Cette trajectoire a continué sous les démocrates et les républicains. L’éditorial du Times fait référence à l’énorme croissance des inégalités au cours des trois dernières décennies. Cependant, pendant cette période, les démocrates ont occupé la présidence pendant 16 ans (deux mandats pour Clinton, deux mandats pour Obama), contre 12 ans pour les Républicains (un mandat pour Bush père, deux pour Bush fils). Les processus de déréglementation et de financiarisation et la réduction des programmes sociaux se poursuivent sans relâche, quel que soit le parti politique qui contrôle la Maison-Blanche et le Capitole.

Toutes les institutions de la société américaine ont eu leur rôle à jouer dans cette contre-révolution sociale. Les syndicats se sont transformés en appendices de la gestion d’entreprise, renonçant à toute prétention à être des « organisations ouvrières ». Pendant les années 1980, ils ont isolé et réprimé chaque grève ou lutte contre l’assaut des riches. Aujourd’hui, ils servent de fournisseurs de main d’œuvre bon marché et de police du travail pour la classe dirigeante, tout en fournissant des sinécures confortables aux fonctionnaires de la classe moyenne supérieure qui les contrôlent.

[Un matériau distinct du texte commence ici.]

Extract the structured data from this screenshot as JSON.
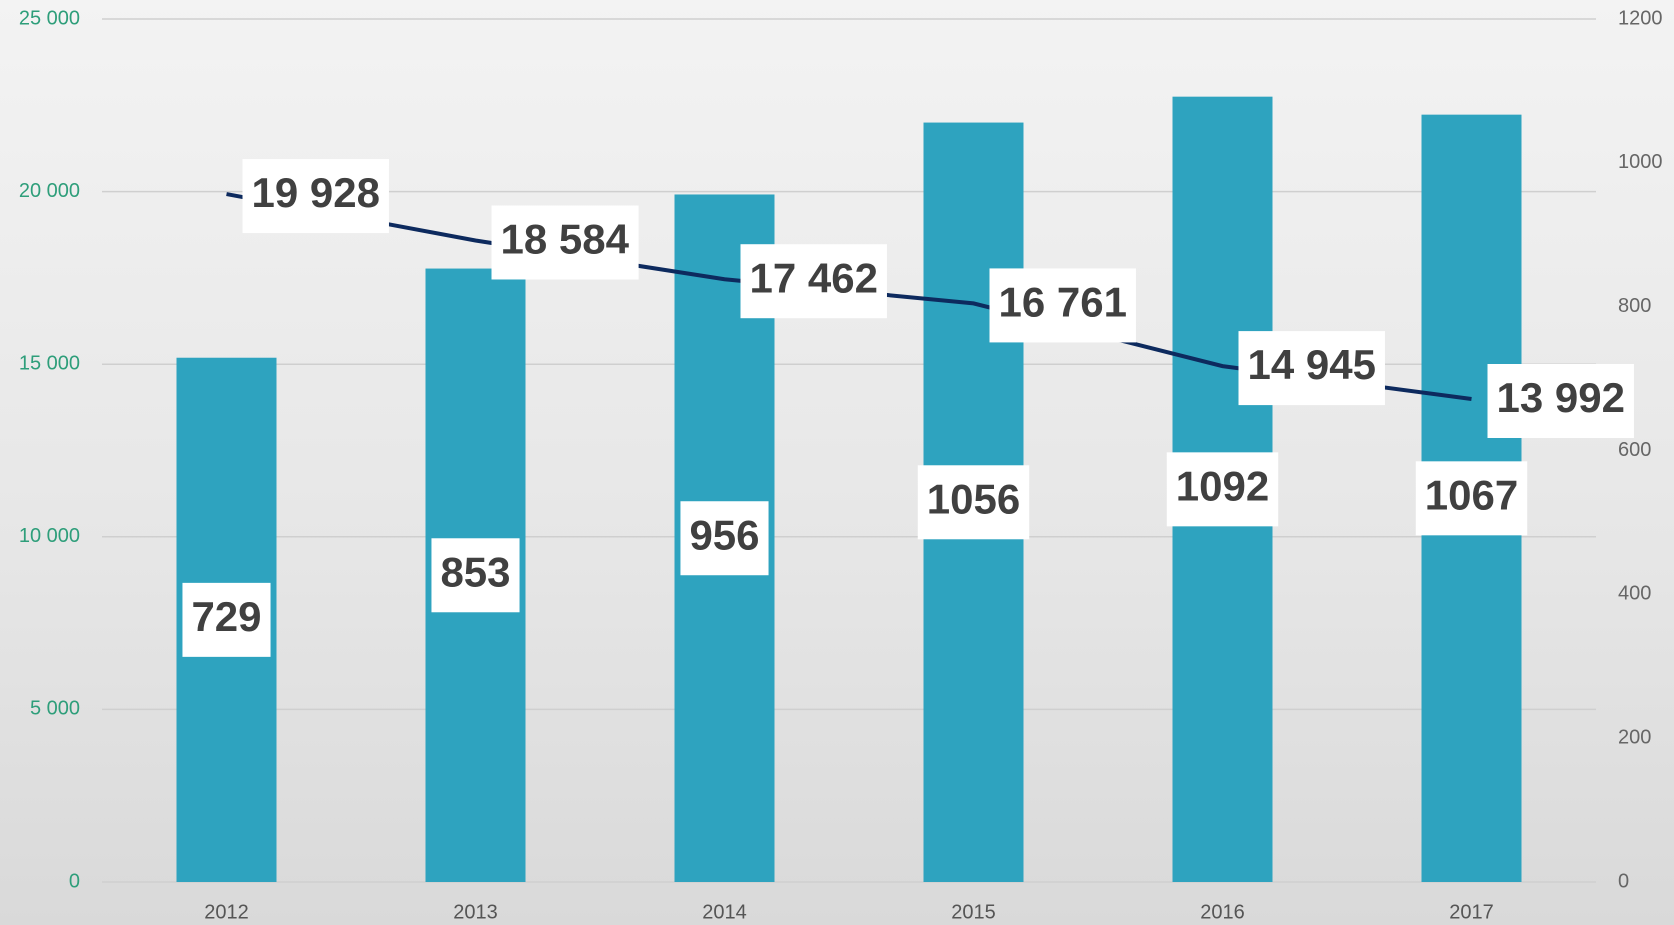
{
  "chart_data": {
    "type": "bar_line",
    "categories": [
      "2012",
      "2013",
      "2014",
      "2015",
      "2016",
      "2017"
    ],
    "series": [
      {
        "type": "bar",
        "color": "#2ea3bf",
        "axis": "y2",
        "values": [
          729,
          853,
          956,
          1056,
          1092,
          1067
        ]
      },
      {
        "type": "line",
        "color": "#0d2a5e",
        "axis": "y",
        "values": [
          19928,
          18584,
          17462,
          16761,
          14945,
          13992
        ],
        "value_labels": [
          "19 928",
          "18 584",
          "17 462",
          "16 761",
          "14 945",
          "13 992"
        ]
      }
    ],
    "ylim": [
      0,
      25000
    ],
    "yticks": [
      {
        "value": 0,
        "label": "0"
      },
      {
        "value": 5000,
        "label": "5 000"
      },
      {
        "value": 10000,
        "label": "10 000"
      },
      {
        "value": 15000,
        "label": "15 000"
      },
      {
        "value": 20000,
        "label": "20 000"
      },
      {
        "value": 25000,
        "label": "25 000"
      }
    ],
    "y2lim": [
      0,
      1200
    ],
    "y2ticks": [
      0,
      200,
      400,
      600,
      800,
      1000,
      1200
    ],
    "grid": true
  }
}
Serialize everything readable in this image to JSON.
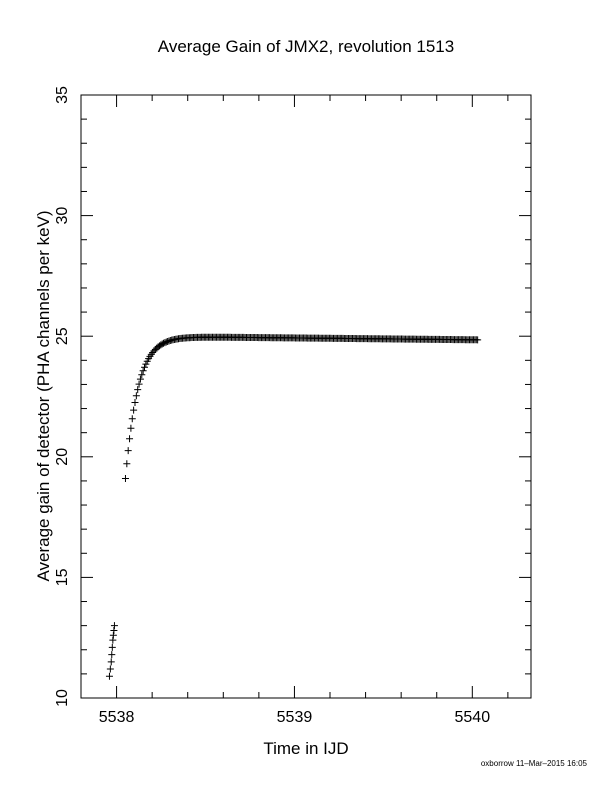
{
  "chart_data": {
    "type": "scatter",
    "title": "Average Gain of JMX2, revolution 1513",
    "xlabel": "Time in IJD",
    "ylabel": "Average gain of detector (PHA channels per keV)",
    "xlim": [
      5537.8,
      5540.33
    ],
    "ylim": [
      10,
      35
    ],
    "xticks": [
      5538,
      5539,
      5540
    ],
    "yticks": [
      10,
      15,
      20,
      25,
      30,
      35
    ],
    "marker": "plus",
    "grid": false,
    "series": [
      {
        "name": "",
        "segments": [
          {
            "x": [
              5537.96,
              5537.965,
              5537.97,
              5537.973,
              5537.976,
              5537.979,
              5537.982,
              5537.985,
              5537.988
            ],
            "y": [
              10.9,
              11.2,
              11.5,
              11.8,
              12.1,
              12.4,
              12.6,
              12.8,
              13.0
            ]
          },
          {
            "x_start": 5538.05,
            "x_end": 5540.03,
            "count": 260,
            "model": "plateau",
            "y_start": 19.1,
            "y_plateau": 25.0,
            "y_end": 24.85,
            "rise_tau": 0.07
          }
        ]
      }
    ],
    "footer": "oxborrow 11–Mar–2015 16:05"
  }
}
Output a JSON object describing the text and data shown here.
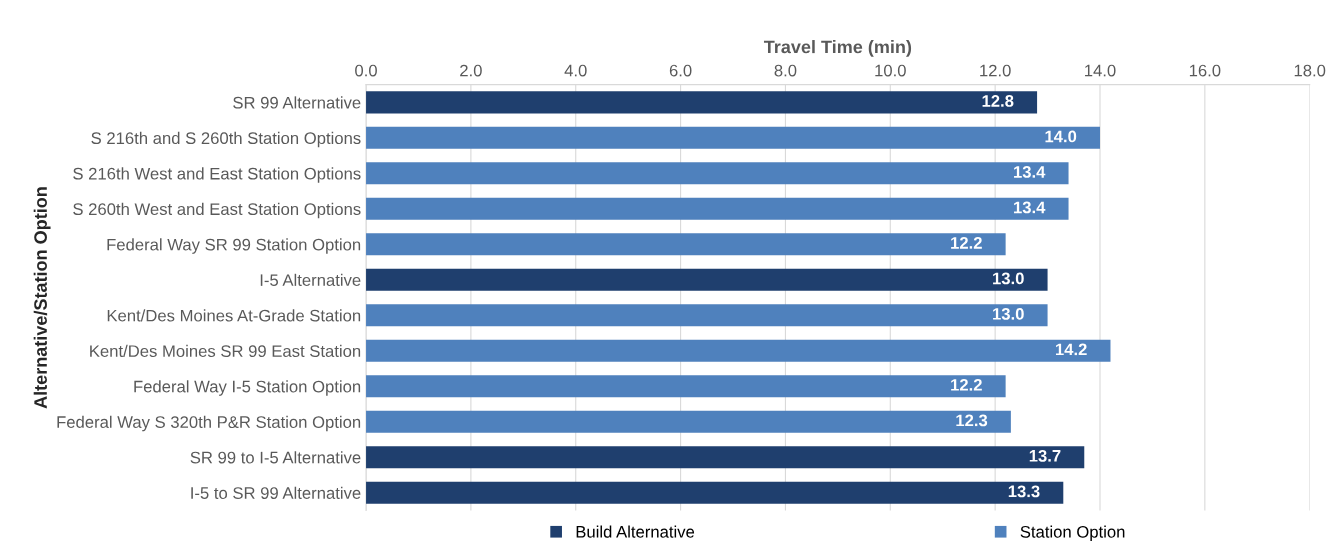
{
  "chart_data": {
    "type": "bar",
    "orientation": "horizontal",
    "xlabel": "Travel Time (min)",
    "ylabel": "Alternative/Station Option",
    "categories": [
      "SR 99 Alternative",
      "S 216th and S 260th Station Options",
      "S 216th West and East Station Options",
      "S 260th West and East Station Options",
      "Federal Way SR 99 Station Option",
      "I-5 Alternative",
      "Kent/Des Moines At-Grade Station",
      "Kent/Des Moines SR 99 East Station",
      "Federal Way I-5 Station Option",
      "Federal Way S 320th P&R Station Option",
      "SR 99 to I-5 Alternative",
      "I-5 to SR 99 Alternative"
    ],
    "series": [
      {
        "name": "Build Alternative",
        "color": "#1f3f6e",
        "values": [
          12.8,
          null,
          null,
          null,
          null,
          13.0,
          null,
          null,
          null,
          null,
          13.7,
          13.3
        ],
        "value_labels": [
          "12.8",
          null,
          null,
          null,
          null,
          "13.0",
          null,
          null,
          null,
          null,
          "13.7",
          "13.3"
        ]
      },
      {
        "name": "Station Option",
        "color": "#4f81bd",
        "values": [
          null,
          14.0,
          13.4,
          13.4,
          12.2,
          null,
          13.0,
          14.2,
          12.2,
          12.3,
          null,
          null
        ],
        "value_labels": [
          null,
          "14.0",
          "13.4",
          "13.4",
          "12.2",
          null,
          "13.0",
          "14.2",
          "12.2",
          "12.3",
          null,
          null
        ]
      }
    ],
    "xlim": [
      0,
      18
    ],
    "xticks": [
      {
        "value": 0,
        "label": "0.0"
      },
      {
        "value": 2,
        "label": "2.0"
      },
      {
        "value": 4,
        "label": "4.0"
      },
      {
        "value": 6,
        "label": "6.0"
      },
      {
        "value": 8,
        "label": "8.0"
      },
      {
        "value": 10,
        "label": "10.0"
      },
      {
        "value": 12,
        "label": "12.0"
      },
      {
        "value": 14,
        "label": "14.0"
      },
      {
        "value": 16,
        "label": "16.0"
      },
      {
        "value": 18,
        "label": "18.0"
      }
    ],
    "grid": "x",
    "legend": "bottom"
  }
}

L’administration Trump et sa loi fiscale, loin d’être une aberration, sont la continuation de cette politique de classe.

L’état de la société américaine – à laquelle les classes dirigeantes du monde entier se réfèrent comme modèle – est une confirmation du marxisme. Le capitalisme est caractérisé par un conflit irréconciliable entre la classe ouvrière, la grande majorité de l’humanité et l’élite dirigeante. L’état n’est pas un arbitre neutre, mais un instrument de domination de classe. La classe ouvrière doit s’organiser de manière indépendante, dans le but de restructurer la vie sociale et économique.

Les démocrates ne sont pas moins terrifiés de cette perspective que les républicains. D’où les interminables tentatives de diversion et de désorientation – de la campagne anti-Russie à l’actuelle hystérie sur le harcèlement sexuel promu par le New York Times, entre autres.

Lorsque la Workers League (Ligue des travailleurs) aux États-Unis a créé le Parti de l’égalité socialiste il y a dix-huit ans, elle a noté que la caractéristique dominante de la vie politique était le fossé grandissant entre un petit pourcentage de la population qui jouit d’une richesse sans précédent et la large masses de la population travailleuse qui vit à divers degrés d’incertitude économique et de détresse. »

Cette analyse a été confirmée au cours des deux décennies suivantes. De même que la montée fulgurante des inégalités sociale est l’aboutissement inexorable du système capitaliste, la transformation socialiste de la société est le seul moyen de débarrasser la société américaine et mondiale du fléau de l’inégalité sociales et de la domination de l’oligarchie financière, dont la vie sociale et économique est devenue le principal obstacle au progrès humain.